My party has levelled up enough that my magic users have learned all their available spells, so now it's all about levelling them up to get more hit and magic points. Loot is scarce in this game, and it seems like forever between weapon and armor upgrades at first. The pace picks up though, by Catacombs Two, and now my bard has a good supply of fire horns and my whole party has been upgraded one way or another.
It turns out my old maps were less comprehensive than I thought, but the majority of the misses are traps that I did not detect before, because at this point in the game your mage should be keeping you levitated at all times. I hovered right over them in my previous visit without setting them off, so they were not marked as traps until this playthrough.

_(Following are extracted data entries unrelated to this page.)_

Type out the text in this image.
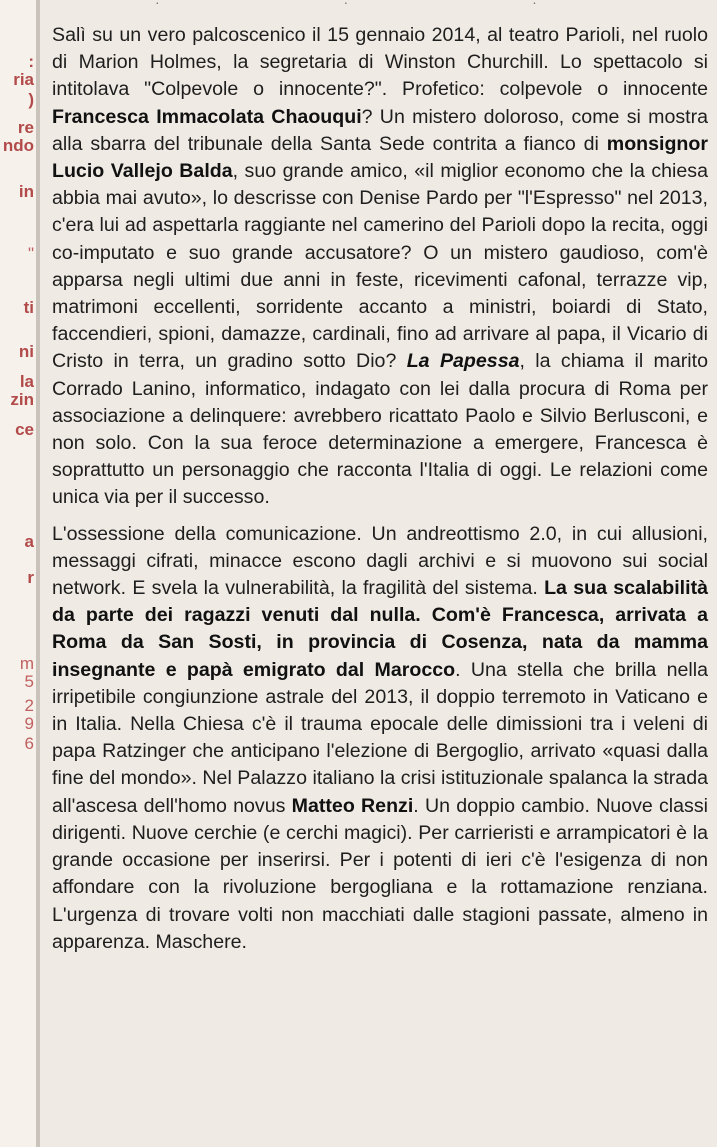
:
ria
)
re
ndo
in
"
ti
ni
la
zin
ce
a
r
m
5
2
9
6
· · ·

Salì su un vero palcoscenico il 15 gennaio 2014, al teatro Parioli, nel ruolo di Marion Holmes, la segretaria di Winston Churchill. Lo spettacolo si intitolava "Colpevole o innocente?". Profetico: colpevole o innocente Francesca Immacolata Chaouqui? Un mistero doloroso, come si mostra alla sbarra del tribunale della Santa Sede contrita a fianco di monsignor Lucio Vallejo Balda, suo grande amico, «il miglior economo che la chiesa abbia mai avuto», lo descrisse con Denise Pardo per "l'Espresso" nel 2013, c'era lui ad aspettarla raggiante nel camerino del Parioli dopo la recita, oggi co-imputato e suo grande accusatore? O un mistero gaudioso, com'è apparsa negli ultimi due anni in feste, ricevimenti cafonal, terrazze vip, matrimoni eccellenti, sorridente accanto a ministri, boiardi di Stato, faccendieri, spioni, damazze, cardinali, fino ad arrivare al papa, il Vicario di Cristo in terra, un gradino sotto Dio? La Papessa, la chiama il marito Corrado Lanino, informatico, indagato con lei dalla procura di Roma per associazione a delinquere: avrebbero ricattato Paolo e Silvio Berlusconi, e non solo. Con la sua feroce determinazione a emergere, Francesca è soprattutto un personaggio che racconta l'Italia di oggi. Le relazioni come unica via per il successo.

L'ossessione della comunicazione. Un andreottismo 2.0, in cui allusioni, messaggi cifrati, minacce escono dagli archivi e si muovono sui social network. E svela la vulnerabilità, la fragilità del sistema. La sua scalabilità da parte dei ragazzi venuti dal nulla. Com'è Francesca, arrivata a Roma da San Sosti, in provincia di Cosenza, nata da mamma insegnante e papà emigrato dal Marocco. Una stella che brilla nella irripetibile congiunzione astrale del 2013, il doppio terremoto in Vaticano e in Italia. Nella Chiesa c'è il trauma epocale delle dimissioni tra i veleni di papa Ratzinger che anticipano l'elezione di Bergoglio, arrivato «quasi dalla fine del mondo». Nel Palazzo italiano la crisi istituzionale spalanca la strada all'ascesa dell'homo novus Matteo Renzi. Un doppio cambio. Nuove classi dirigenti. Nuove cerchie (e cerchi magici). Per carrieristi e arrampicatori è la grande occasione per inserirsi. Per i potenti di ieri c'è l'esigenza di non affondare con la rivoluzione bergogliana e la rottamazione renziana. L'urgenza di trovare volti non macchiati dalle stagioni passate, almeno in apparenza. Maschere.
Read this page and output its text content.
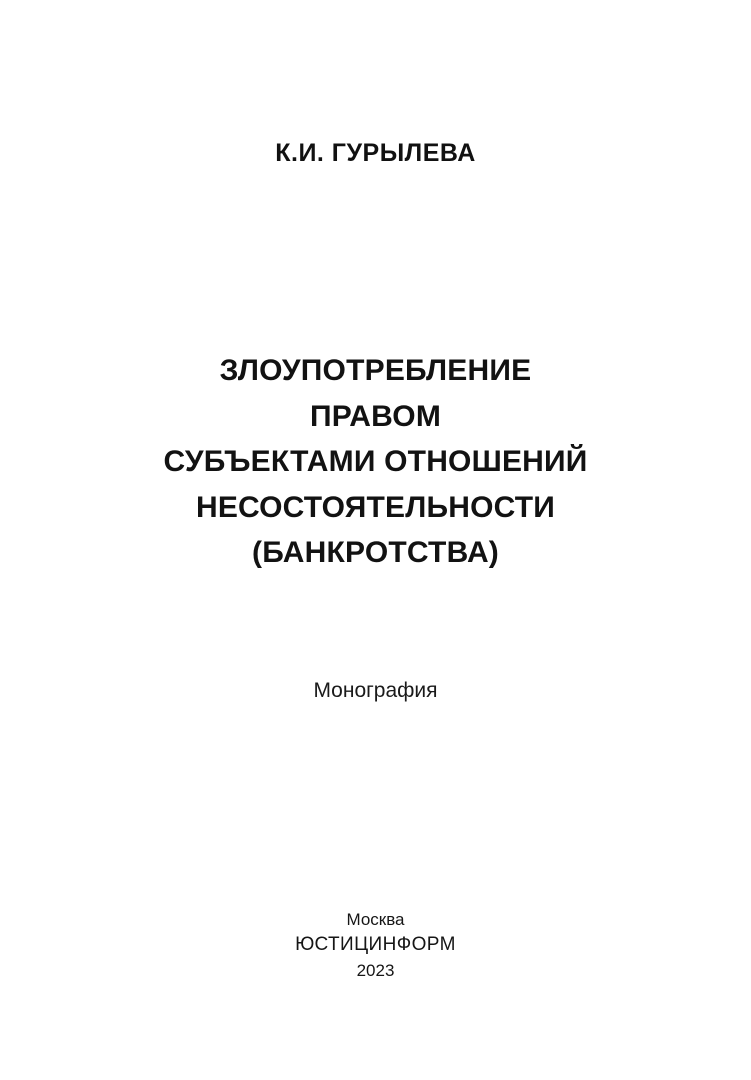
К.И. ГУРЫЛЕВА
ЗЛОУПОТРЕБЛЕНИЕ
ПРАВОМ
СУБЪЕКТАМИ ОТНОШЕНИЙ
НЕСОСТОЯТЕЛЬНОСТИ
(БАНКРОТСТВА)
Монография
Москва
ЮСТИЦИНФОРМ
2023
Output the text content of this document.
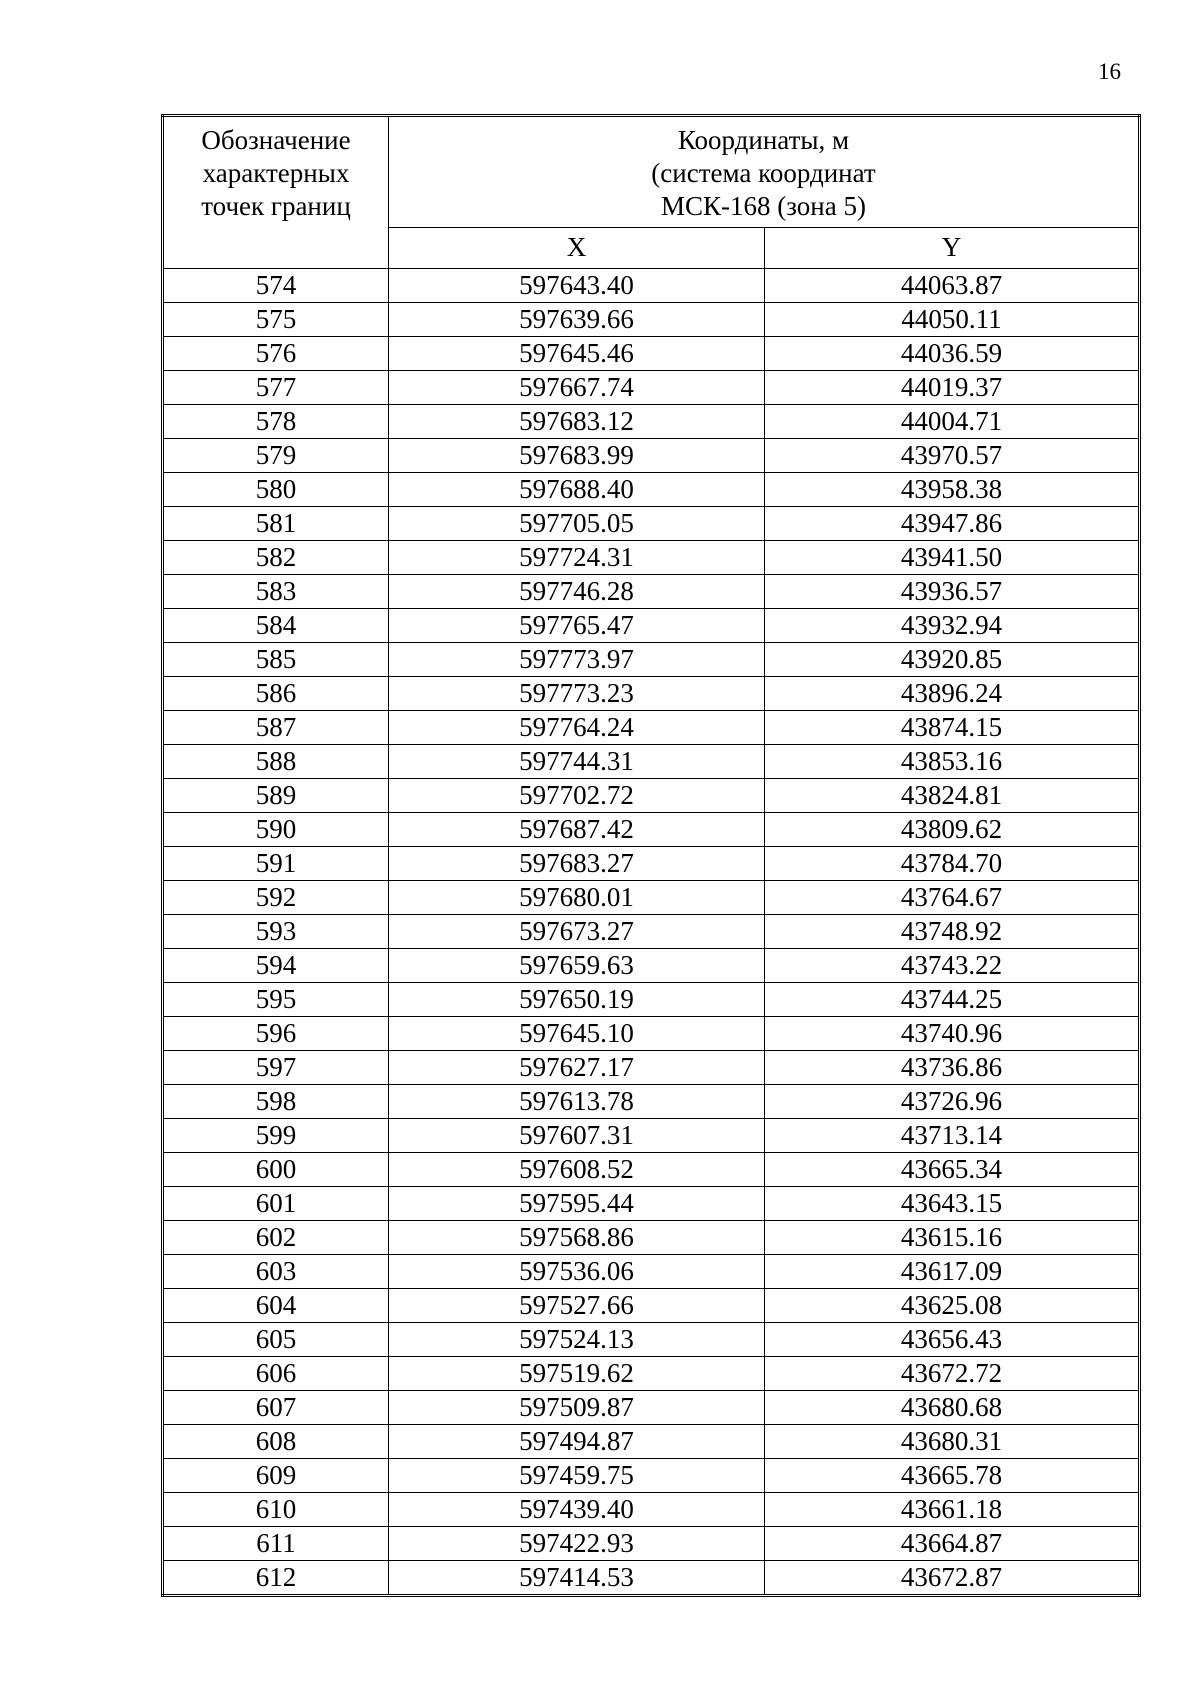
16
Обозначение
характерных
точек границ	Координаты, м
(система координат
МСК-168 (зона 5)	

	X	Y
574	597643.40	44063.87
575	597639.66	44050.11
576	597645.46	44036.59
577	597667.74	44019.37
578	597683.12	44004.71
579	597683.99	43970.57
580	597688.40	43958.38
581	597705.05	43947.86
582	597724.31	43941.50
583	597746.28	43936.57
584	597765.47	43932.94
585	597773.97	43920.85
586	597773.23	43896.24
587	597764.24	43874.15
588	597744.31	43853.16
589	597702.72	43824.81
590	597687.42	43809.62
591	597683.27	43784.70
592	597680.01	43764.67
593	597673.27	43748.92
594	597659.63	43743.22
595	597650.19	43744.25
596	597645.10	43740.96
597	597627.17	43736.86
598	597613.78	43726.96
599	597607.31	43713.14
600	597608.52	43665.34
601	597595.44	43643.15
602	597568.86	43615.16
603	597536.06	43617.09
604	597527.66	43625.08
605	597524.13	43656.43
606	597519.62	43672.72
607	597509.87	43680.68
608	597494.87	43680.31
609	597459.75	43665.78
610	597439.40	43661.18
611	597422.93	43664.87
612	597414.53	43672.87
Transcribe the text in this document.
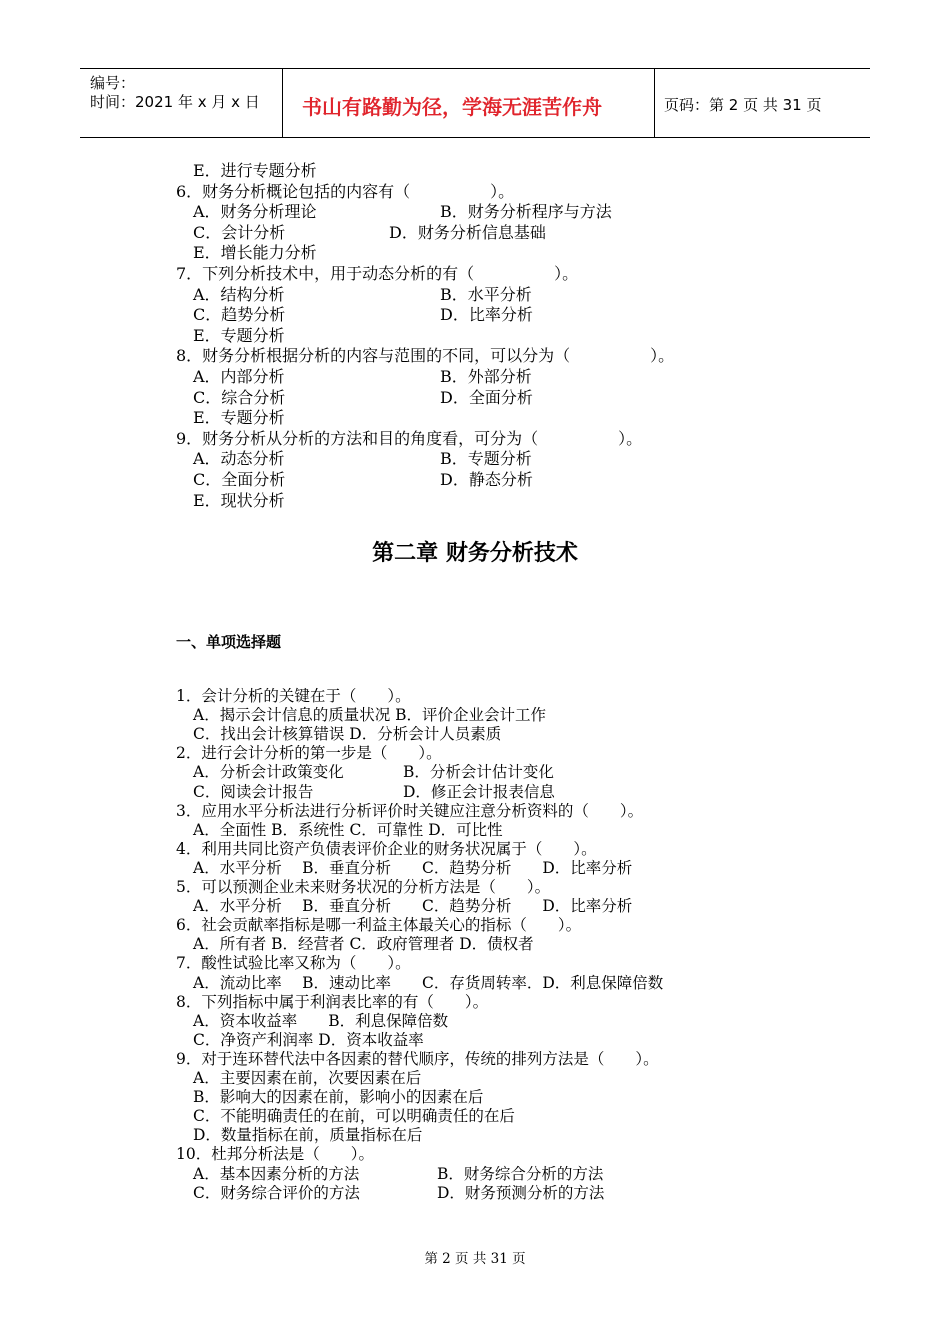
编号：
时间：2021 年 x 月 x 日 书山有路勤为径，学海无涯苦作舟	页码：第 2 页 共 31 页
E．进行专题分析
6．财务分析概论包括的内容有（　　　　　）。
A．财务分析理论	B．财务分析程序与方法
C．会计分析	D．财务分析信息基础
E．增长能力分析
7．下列分析技术中，用于动态分析的有（　　　　　）。
A．结构分析	B．水平分析
C．趋势分析	D．比率分析
E．专题分析
8．财务分析根据分析的内容与范围的不同，可以分为（　　　　　）。
A．内部分析	B．外部分析
C．综合分析	D．全面分析
E．专题分析
9．财务分析从分析的方法和目的角度看，可分为（　　　　　）。
A．动态分析	B．专题分析
C．全面分析	D．静态分析
E．现状分析
第二章 财务分析技术
一、单项选择题
1．会计分析的关键在于（　　）。
A．揭示会计信息的质量状况 B．评价企业会计工作
C．找出会计核算错误 D．分析会计人员素质
2．进行会计分析的第一步是（　　）。
A．分析会计政策变化	B．分析会计估计变化
C．阅读会计报告	D．修正会计报表信息
3．应用水平分析法进行分析评价时关键应注意分析资料的（　　）。
A．全面性 B．系统性 C．可靠性 D．可比性
4．利用共同比资产负债表评价企业的财务状况属于（　　）。
A．水平分析　 B．垂直分析　　C．趋势分析　　D．比率分析
5．可以预测企业未来财务状况的分析方法是（　　）。
A．水平分析　 B．垂直分析　　C．趋势分析　　D．比率分析
6．社会贡献率指标是哪一利益主体最关心的指标（　　）。
A．所有者 B．经营者 C．政府管理者 D．债权者
7．酸性试验比率又称为（　　）。
A．流动比率　 B．速动比率　　C．存货周转率．D．利息保障倍数
8．下列指标中属于利润表比率的有（　　）。
A．资本收益率　　B．利息保障倍数
C．净资产利润率 D．资本收益率
9．对于连环替代法中各因素的替代顺序，传统的排列方法是（　　）。
A．主要因素在前，次要因素在后
B．影响大的因素在前，影响小的因素在后
C．不能明确责任的在前，可以明确责任的在后
D．数量指标在前，质量指标在后
10．杜邦分析法是（　　）。
A．基本因素分析的方法	B．财务综合分析的方法
C．财务综合评价的方法	D．财务预测分析的方法
第 2 页 共 31 页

A big miss was on Catacomb One where a dead end hallway I had mapped was actually two small rooms, the last with a message on the wall pertaining to the game's story. That was embarrassing! And there was something on the town map that I did not have noted, in a small southeast section of buildings guarded by stone giants.
I could not remember why this neighborhood was closed off, so I checked every building, and in one of them was an NPC basically saying that we were in a trilogy (of threats to Skara Brae/games). Was he there on those floppy disks 35 years ago? I have no record of it.
I have also come to realize that I was maintaining a perception for the last 3 plus decades that I was maybe only halfway through the game, but if my suspicions are correct, I was actually only one level away from the end of the game back then. My maps get even sketchier, less refined, and wholly incomplete the closer to the end they get.
Dragons have started showing up, and there is little defense against their breath. It comes down to a roll of the dice as to which spell or bard instrument can shut them up before they can get off more than a few of those attacks. Dopplegangers, too, which "jump" into your party if there is a slot and imitate one of your crew until you kill them both. Fun stuff!
The good news, in summary, is that I'm actually having fun with all this again, and feel no desire to quit or take another three and a half decade break. I'll check in again when I've got something more to report.